On the morning of the third day I heard a scraping noise from up a mountain. Something moves up there. There is was again! A coarse cry! I looked again and found that for a ghost it had rather long ears. I waved. The mule didn’t wave back, not even with its ears. I was almost sure it was a real mule.
When the old gold diggers (I’m not talking of LA bimbos looking to shag themselves towards gold, but the real thing who brought it out of the ground) gave up or died in the heat, their mules got free. Tribes of wild mules lived out here now, moving along just like the old days, one after the other, but without packs and gold bags.

I walked farther and saw a strange hill. Many mule tracks lead there, and so I followed. Maybe there was an old, rotten bag with gold there, next to a skeleton of which the rotten clothing was falling in stripes.
I found a miracle. I found a small pond of water between two big rocks. One single, palm, short and stout and without color, like the ghost of a palm, stood next to the black, dirty water. Behind was the wooden entrance to a mine. Gold!

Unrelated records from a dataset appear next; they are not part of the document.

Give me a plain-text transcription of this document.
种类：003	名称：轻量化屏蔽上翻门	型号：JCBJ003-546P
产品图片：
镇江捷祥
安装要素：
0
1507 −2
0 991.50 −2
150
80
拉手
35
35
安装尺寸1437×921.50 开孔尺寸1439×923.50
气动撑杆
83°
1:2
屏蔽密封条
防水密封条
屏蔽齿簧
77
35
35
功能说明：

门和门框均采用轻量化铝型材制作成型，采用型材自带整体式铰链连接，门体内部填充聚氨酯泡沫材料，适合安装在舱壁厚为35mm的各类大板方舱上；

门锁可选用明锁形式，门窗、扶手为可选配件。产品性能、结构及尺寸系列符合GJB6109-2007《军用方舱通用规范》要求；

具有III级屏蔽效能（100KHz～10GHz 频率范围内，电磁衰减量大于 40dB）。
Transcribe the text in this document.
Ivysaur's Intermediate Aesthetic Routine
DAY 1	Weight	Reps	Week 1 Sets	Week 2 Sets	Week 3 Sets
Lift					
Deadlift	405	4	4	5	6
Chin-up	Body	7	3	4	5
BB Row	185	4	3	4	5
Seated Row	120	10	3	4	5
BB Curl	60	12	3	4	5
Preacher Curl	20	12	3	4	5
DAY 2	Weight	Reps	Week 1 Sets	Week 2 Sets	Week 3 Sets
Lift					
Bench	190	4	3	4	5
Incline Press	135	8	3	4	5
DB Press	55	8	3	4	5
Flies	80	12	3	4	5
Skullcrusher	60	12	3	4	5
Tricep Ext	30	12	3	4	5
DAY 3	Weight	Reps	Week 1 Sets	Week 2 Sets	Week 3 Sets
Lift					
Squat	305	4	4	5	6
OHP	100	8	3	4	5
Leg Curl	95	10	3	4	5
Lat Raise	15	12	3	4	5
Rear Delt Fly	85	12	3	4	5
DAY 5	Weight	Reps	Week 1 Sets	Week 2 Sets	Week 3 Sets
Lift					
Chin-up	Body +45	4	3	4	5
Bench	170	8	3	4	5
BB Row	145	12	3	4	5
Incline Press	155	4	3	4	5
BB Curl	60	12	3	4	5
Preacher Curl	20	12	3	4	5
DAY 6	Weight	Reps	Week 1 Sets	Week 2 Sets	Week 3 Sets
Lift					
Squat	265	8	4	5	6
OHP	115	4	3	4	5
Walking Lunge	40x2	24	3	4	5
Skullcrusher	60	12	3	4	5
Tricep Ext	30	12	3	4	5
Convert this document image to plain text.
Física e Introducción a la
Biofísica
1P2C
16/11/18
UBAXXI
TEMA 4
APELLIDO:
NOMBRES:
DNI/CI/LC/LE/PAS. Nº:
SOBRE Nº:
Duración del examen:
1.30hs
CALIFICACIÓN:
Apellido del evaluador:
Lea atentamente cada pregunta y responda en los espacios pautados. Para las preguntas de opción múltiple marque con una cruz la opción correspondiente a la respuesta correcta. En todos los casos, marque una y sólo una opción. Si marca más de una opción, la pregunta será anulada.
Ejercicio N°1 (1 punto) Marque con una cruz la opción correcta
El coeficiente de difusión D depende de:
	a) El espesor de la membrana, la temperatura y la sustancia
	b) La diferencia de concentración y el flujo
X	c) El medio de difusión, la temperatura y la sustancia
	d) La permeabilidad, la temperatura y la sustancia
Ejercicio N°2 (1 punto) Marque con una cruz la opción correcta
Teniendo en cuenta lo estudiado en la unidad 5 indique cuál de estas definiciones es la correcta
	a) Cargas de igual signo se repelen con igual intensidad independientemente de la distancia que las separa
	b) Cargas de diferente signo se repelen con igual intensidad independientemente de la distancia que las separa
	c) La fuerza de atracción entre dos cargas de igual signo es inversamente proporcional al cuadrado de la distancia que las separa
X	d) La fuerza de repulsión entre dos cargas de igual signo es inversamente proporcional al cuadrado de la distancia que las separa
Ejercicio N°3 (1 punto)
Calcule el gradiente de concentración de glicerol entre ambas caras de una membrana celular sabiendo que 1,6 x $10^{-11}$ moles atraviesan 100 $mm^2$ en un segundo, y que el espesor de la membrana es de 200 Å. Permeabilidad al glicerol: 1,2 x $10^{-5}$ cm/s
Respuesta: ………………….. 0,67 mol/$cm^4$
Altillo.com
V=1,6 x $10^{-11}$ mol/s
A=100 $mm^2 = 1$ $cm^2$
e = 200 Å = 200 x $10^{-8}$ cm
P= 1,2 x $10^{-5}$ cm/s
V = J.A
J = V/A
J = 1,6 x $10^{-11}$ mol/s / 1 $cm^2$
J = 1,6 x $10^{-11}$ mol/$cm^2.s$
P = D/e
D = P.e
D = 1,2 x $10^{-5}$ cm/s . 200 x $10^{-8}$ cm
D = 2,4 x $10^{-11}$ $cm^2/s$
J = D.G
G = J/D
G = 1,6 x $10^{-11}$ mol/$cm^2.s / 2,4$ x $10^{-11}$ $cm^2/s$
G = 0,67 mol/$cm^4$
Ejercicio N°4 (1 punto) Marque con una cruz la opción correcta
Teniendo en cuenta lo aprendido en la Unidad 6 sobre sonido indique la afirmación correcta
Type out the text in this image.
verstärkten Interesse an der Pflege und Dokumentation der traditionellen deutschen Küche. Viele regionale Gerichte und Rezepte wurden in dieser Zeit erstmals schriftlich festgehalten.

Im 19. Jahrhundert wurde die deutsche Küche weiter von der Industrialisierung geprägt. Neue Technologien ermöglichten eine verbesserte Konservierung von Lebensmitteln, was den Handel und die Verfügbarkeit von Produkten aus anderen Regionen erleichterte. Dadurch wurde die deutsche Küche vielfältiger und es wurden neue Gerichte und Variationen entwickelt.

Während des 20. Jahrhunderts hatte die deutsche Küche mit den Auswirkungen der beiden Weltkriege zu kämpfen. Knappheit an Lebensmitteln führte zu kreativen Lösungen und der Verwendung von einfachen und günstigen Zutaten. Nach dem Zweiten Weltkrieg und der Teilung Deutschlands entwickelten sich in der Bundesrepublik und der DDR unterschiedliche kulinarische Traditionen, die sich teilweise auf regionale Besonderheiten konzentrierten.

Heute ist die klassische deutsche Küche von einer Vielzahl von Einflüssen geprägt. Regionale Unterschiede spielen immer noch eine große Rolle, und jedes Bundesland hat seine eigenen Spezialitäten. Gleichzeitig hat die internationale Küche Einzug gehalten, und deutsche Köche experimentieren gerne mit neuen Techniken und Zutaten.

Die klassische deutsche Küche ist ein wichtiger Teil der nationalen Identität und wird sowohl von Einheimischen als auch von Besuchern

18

What happens is of little significance compared with the stories we tell ourselves about what happens.Rabih Alameddine

I turned around and saw the wild, crazy meandering and zigzag of the mule tracks. They never went straight, walked one after the other, and the crazy moves of the first mule, like drunk, was repeated by all the others. This was the heart of the desert and I looked at the greatest of all riches, the liquid gold: muddy, black water.
Then I heard the voices of the old gold digger ghosts, rushing their ghostly mules across the desert plains that were flickering in the heat so they became as surreal as the ghosts themselves. I continued to hear the voices of the ghosts until I reached the car and they were droned out by the hum of the freeway.